Find Relative Error of A: 2.33

[evinda]

Hey! I have also an other question
Suppose the base $\beta =10$ ,the precision $t=3$, $-L=U=10$ and $$A=(317+0.3)-(171.499+145.501)$$
I have to find the relative error for $A$.
We don't make rounding.For example,if we have the value $345.924$ it is equal to $0.345924*10^3$ and the corresponding floating number is $0.345*10^3$.
I found that it is equal to
$$\frac{||A-fl(A)||}{||A||}=\frac{7}{5}=2.33$$
Could you tell me if it is right?

 

[evinda]

Hey! I have also an other question
Suppose the base $\beta =10$ ,the precision $t=3$, $-L=U=10$ and $$A=(317+0.3)-(171.499+145.501)$$
I have to find the relative error for $A$.
We don't make rounding.For example,if we have the value $345.924$ it is equal to $0.345924*10^3$ and the corresponding floating number is $0.345*10^3$.
I found that it is equal to
$$\frac{||A-fl(A)||}{||A||}=\frac{7}{5}=2.33$$
Could you tell me if it is right?

I found that A=0.3 and fl(A)=1..

 

[I like Serena]

I found that A=0.3 and fl(A)=1..

Looks good! ;)... but doesn't that mean that:
$$\frac{||A-fl(A)||}{||A||} = \frac{|0.3 - 1|}{|0.3|} = \frac{0.7}{0.3} = 2.33$$

Oh wait! You also got $2.33$... while you shouldn't have.

 

[evinda]

Looks good! ;)... but doesn't that mean that:
$$\frac{||A-fl(A)||}{||A||} = \frac{|0.3 - 1|}{|0.3|} = \frac{0.7}{0.3} = 2.33$$

Oh wait! You also got $2.33$... while you shouldn't have.

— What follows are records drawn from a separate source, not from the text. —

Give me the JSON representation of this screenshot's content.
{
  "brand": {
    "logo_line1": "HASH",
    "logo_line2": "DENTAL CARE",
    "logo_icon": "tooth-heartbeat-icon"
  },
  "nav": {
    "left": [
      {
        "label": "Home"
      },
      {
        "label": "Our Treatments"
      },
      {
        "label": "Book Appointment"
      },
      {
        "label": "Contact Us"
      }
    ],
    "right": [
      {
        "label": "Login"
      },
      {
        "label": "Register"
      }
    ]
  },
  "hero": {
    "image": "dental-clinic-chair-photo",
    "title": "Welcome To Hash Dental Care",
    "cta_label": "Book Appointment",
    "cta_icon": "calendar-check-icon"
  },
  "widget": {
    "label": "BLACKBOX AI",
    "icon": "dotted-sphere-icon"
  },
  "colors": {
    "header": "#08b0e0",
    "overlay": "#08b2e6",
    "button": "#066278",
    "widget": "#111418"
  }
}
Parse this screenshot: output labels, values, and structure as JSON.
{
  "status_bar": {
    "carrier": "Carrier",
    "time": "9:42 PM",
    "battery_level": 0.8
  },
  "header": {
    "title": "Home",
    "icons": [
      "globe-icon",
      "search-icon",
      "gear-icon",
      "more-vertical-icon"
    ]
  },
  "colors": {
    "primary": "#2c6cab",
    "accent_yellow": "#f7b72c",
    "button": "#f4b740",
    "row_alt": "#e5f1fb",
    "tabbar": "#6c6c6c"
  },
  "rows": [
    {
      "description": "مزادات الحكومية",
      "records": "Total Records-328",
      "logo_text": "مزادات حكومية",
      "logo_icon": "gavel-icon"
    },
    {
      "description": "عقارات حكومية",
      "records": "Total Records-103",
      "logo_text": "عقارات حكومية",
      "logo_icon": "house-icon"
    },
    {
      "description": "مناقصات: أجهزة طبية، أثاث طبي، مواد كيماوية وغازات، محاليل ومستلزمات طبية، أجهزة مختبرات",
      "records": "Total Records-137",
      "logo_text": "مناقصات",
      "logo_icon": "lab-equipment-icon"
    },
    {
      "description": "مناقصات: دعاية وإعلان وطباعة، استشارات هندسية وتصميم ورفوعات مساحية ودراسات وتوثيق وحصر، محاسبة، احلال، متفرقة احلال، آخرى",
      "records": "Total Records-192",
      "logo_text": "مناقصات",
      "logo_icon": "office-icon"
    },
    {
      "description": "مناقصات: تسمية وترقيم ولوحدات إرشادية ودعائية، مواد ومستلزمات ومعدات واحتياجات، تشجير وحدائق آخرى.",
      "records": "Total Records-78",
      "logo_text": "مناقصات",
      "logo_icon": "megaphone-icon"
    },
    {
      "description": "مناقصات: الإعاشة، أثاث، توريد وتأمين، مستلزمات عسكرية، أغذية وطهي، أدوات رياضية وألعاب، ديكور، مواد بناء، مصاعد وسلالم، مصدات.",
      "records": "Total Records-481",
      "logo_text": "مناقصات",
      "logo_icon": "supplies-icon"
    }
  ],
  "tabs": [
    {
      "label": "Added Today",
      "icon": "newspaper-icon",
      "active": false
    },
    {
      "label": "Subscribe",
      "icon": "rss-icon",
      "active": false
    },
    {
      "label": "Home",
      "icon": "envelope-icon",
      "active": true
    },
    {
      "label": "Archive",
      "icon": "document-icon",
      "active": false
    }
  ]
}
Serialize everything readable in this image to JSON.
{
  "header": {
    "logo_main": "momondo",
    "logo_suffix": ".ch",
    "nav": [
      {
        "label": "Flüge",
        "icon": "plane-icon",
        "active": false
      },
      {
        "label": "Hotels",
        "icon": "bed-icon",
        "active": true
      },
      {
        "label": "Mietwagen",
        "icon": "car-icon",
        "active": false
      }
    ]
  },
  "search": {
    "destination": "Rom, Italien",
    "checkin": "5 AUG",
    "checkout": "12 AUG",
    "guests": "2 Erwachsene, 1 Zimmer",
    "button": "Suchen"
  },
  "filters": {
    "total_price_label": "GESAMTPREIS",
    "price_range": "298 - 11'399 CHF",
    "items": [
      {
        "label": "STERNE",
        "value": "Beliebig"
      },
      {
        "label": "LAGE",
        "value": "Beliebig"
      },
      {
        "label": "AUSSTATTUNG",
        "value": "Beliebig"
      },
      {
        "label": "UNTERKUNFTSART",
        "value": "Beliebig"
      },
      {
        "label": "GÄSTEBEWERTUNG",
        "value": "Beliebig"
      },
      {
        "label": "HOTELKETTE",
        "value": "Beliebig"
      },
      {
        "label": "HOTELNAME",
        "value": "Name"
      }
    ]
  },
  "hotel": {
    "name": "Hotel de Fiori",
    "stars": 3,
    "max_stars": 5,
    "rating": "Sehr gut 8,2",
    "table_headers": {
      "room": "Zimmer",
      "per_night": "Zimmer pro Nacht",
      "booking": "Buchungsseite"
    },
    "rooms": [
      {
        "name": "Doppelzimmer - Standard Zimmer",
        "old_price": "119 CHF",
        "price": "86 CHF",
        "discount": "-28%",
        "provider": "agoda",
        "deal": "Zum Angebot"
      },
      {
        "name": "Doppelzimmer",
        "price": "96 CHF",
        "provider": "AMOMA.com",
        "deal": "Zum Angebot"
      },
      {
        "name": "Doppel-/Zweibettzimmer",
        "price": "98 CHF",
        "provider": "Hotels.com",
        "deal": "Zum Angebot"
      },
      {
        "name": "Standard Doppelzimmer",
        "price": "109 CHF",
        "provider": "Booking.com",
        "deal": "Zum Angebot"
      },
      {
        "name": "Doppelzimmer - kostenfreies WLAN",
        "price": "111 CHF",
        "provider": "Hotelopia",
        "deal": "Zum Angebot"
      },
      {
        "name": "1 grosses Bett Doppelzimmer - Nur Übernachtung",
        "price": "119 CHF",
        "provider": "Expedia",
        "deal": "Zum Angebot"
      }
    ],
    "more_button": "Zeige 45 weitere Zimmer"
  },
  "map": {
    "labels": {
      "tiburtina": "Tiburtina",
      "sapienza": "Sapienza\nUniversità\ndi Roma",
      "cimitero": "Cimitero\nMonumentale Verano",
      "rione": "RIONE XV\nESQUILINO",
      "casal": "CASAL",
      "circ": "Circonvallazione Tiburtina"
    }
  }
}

I accidentally wrote $\frac{7}{5}$ I meant that it is equal to $\frac{7}{3}$..

Thank you very much! (Mmm)

 

[CellCoree]

Yes, your calculation for the relative error of A is correct. The relative error is a measure of how much the calculated value of A differs from the actual value, expressed as a percentage. In this case, the relative error is 2.33 or 233%. This indicates that the calculated value of A is 233% off from the actual value. It is important to minimize the relative error in scientific calculations, as it can affect the accuracy and reliability of the results.